Trata-se de ação com pedido de tutela de urgência proposta por Uber do Brasil Tecnologia Ltda. (Uber ou Requerente) em face da Prefeitura do Município de São Paulo (Prefeitura ou Requerida), questionando a obrigatoriedade de envio de dados recebidos ou gerados a partir do uso intensivo do viário urbano municipal na exploração de atividade econômica privada de transporte individual remunerado de passageiros de utilidade pública, conforme Resolução CMUV 13/2016.

Em sua decisão em relação à tutela de urgência pleiteada pela Requerente, a togada afirma ser evidente o risco de acesso indevido por terceiros aos dados sigilosos enviados pela Requerente de seus motoristas parceiros, o que pode causar eventuais prejuízos tanto aos motoristas parceiros, que poderão ter sua privacidade violada, como a própria Requerente, dado que essa é uma forte empresa de tecnologia, dependente de um robusto planejamento estratégico e comercial.

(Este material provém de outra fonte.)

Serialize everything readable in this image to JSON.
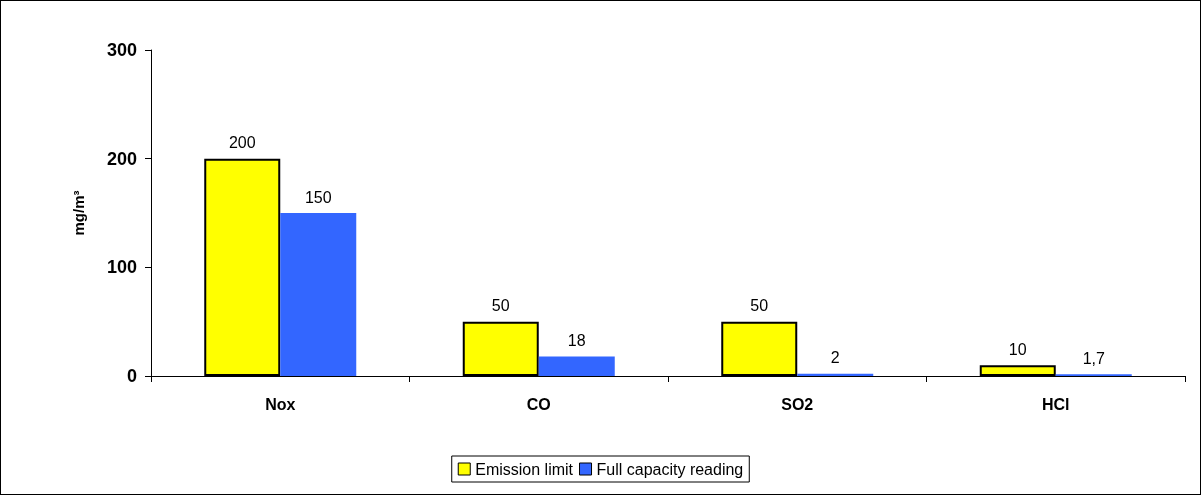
{
  "chart_data": {
    "type": "bar",
    "ylabel": "mg/m³",
    "categories": [
      "Nox",
      "CO",
      "SO2",
      "HCl"
    ],
    "series": [
      {
        "name": "Emission limit",
        "color": "#ffff00",
        "values": [
          200,
          50,
          50,
          10
        ],
        "value_labels": [
          "200",
          "50",
          "50",
          "10"
        ]
      },
      {
        "name": "Full capacity reading",
        "color": "#3366ff",
        "values": [
          150,
          18,
          2,
          1.7
        ],
        "value_labels": [
          "150",
          "18",
          "2",
          "1,7"
        ]
      }
    ],
    "ylim": [
      0,
      300
    ],
    "yticks": [
      0,
      100,
      200,
      300
    ],
    "grid": false,
    "legend": "bottom"
  }
}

Além da análise do risco evidente mencionado acima, a magistrada pontou que, aparentemente, a Requerida ainda não cumpriu com as determinações estabelecidas pela Resolução supracitada, a qual impõe a obrigatoriedade de nomeação de um gestor responsável pela segurança e pelo recebimento, tratamento e gestão dos referidos dados, de modo a garantir que apenas pessoas autorizadas e estritamente necessárias consigam acesso às informações transmitidas. 

Assim, em decisão proferida pelo Juízo de 1º grau, foi deferida a tutela de urgência pleiteada pela Requerente no sentido de suspender, por ora, a obrigação de remeter, à Requerida, informações relacionadas aos motoristas parceiros e, consequentemente, restaram também suspensas eventuais penalidades devidas ao não cumprimento da referida obrigação, até que a Prefeitura atenda todas as exigências estabelecidas na legislação, de modo a capacitar-se totalmente para o recebimento de tais dados.